Even with him gone, he continued to drown in my dream each night, and each morning I wondered where he was. I've started to have this trembling feeling that he made his way into my dream, somewhere deep in the pond, forever drowning. This theory would soon be gunned down by reality.

 

It took only the amalgamation of certain elements to bring us back together: a pedestrian lane, a 2004 model Isuzu 12-Wheeler truck, and a crooked traffic enforcer exploiting the traffic light situated in a blind spot. All of this provided the perfect material for a casket. It seemed as though the urban planner had prophesied his death and declared it so. 

He had lost his face before he even had it. I looked at what remained of him as the casket opened, staring at the bulk of unbecoming, over the arid pathways of unborn tears, and I wished he would have died differently, In a way that took more fidelity to my dreams.

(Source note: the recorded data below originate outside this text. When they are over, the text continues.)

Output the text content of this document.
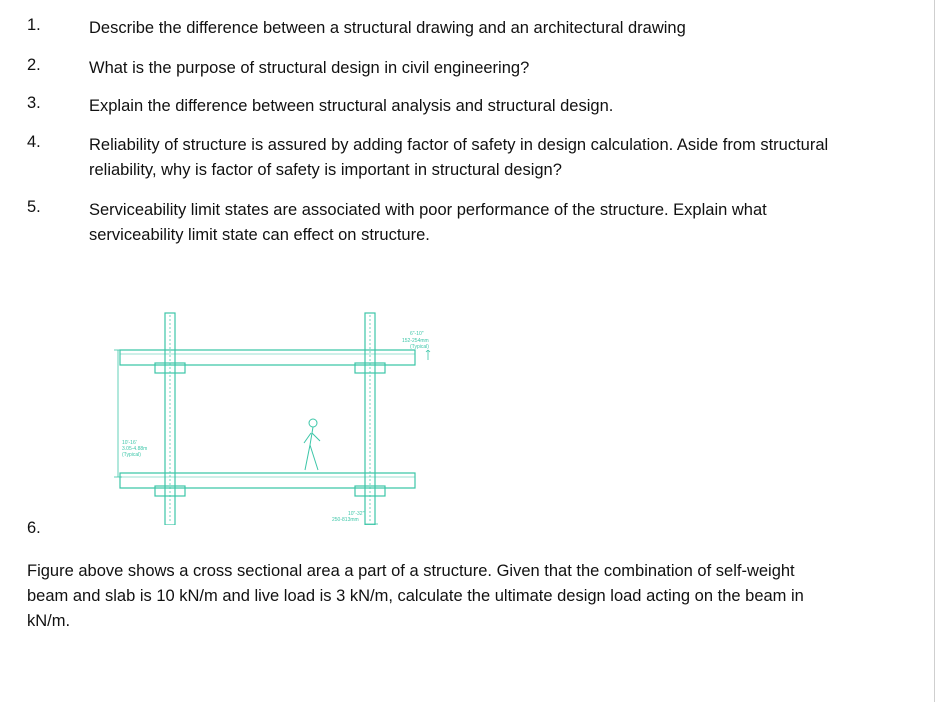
1.	Describe the difference between a structural drawing and an architectural drawing
2.	What is the purpose of structural design in civil engineering?
3.	Explain the difference between structural analysis and structural design.
4.	Reliability of structure is assured by adding factor of safety in design calculation. Aside from structural reliability, why is factor of safety is important in structural design?
5.	Serviceability limit states are associated with poor performance of the structure. Explain what serviceability limit state can effect on structure.
6"-10"
152-254mm
(Typical)
10'-16'
3.05-4.88m
(Typical)
10"-32"
250-813mm
6.
Figure above shows a cross sectional area a part of a structure. Given that the combination of self-weight beam and slab is 10 kN/m and live load is 3 kN/m, calculate the ultimate design load acting on the beam in kN/m.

I just figured that would've given some sort of knot to all this, a sliver of justification, and literary shape—he could've been a metaphor or a myth. But this city we proudly claimed as one of our creations, grants us no pond to drown in, nor myths to bloom afterwards. All that it offers us are roads and traffic lights, telling us where to go and when to die.

I went on, rummaging in my head this crude fate of his. Perhaps in his death, he finally got what he longingly wished for—some distinction. Or perhaps he's still looking at himself in a mirror, endlessly wishing upon his reflection in echoing purgatory. Perhaps... that's all I'm left with, a collection of “perhaps.”

 

Come the next morning on the road where it happened, and they have already removed any trace of the mess. The city rushed with great effort to make it look as if no one had crudely died upon it, and I began to believe that maybe he was still alive, rising to start his day in front of the mirror. But just then the traffic lights turned red and he returned to being dead.

 

All the while the traffic flowed at its usual grueling pace down the river of proletariats. And from the shoulder of the road, they all seemed faceless.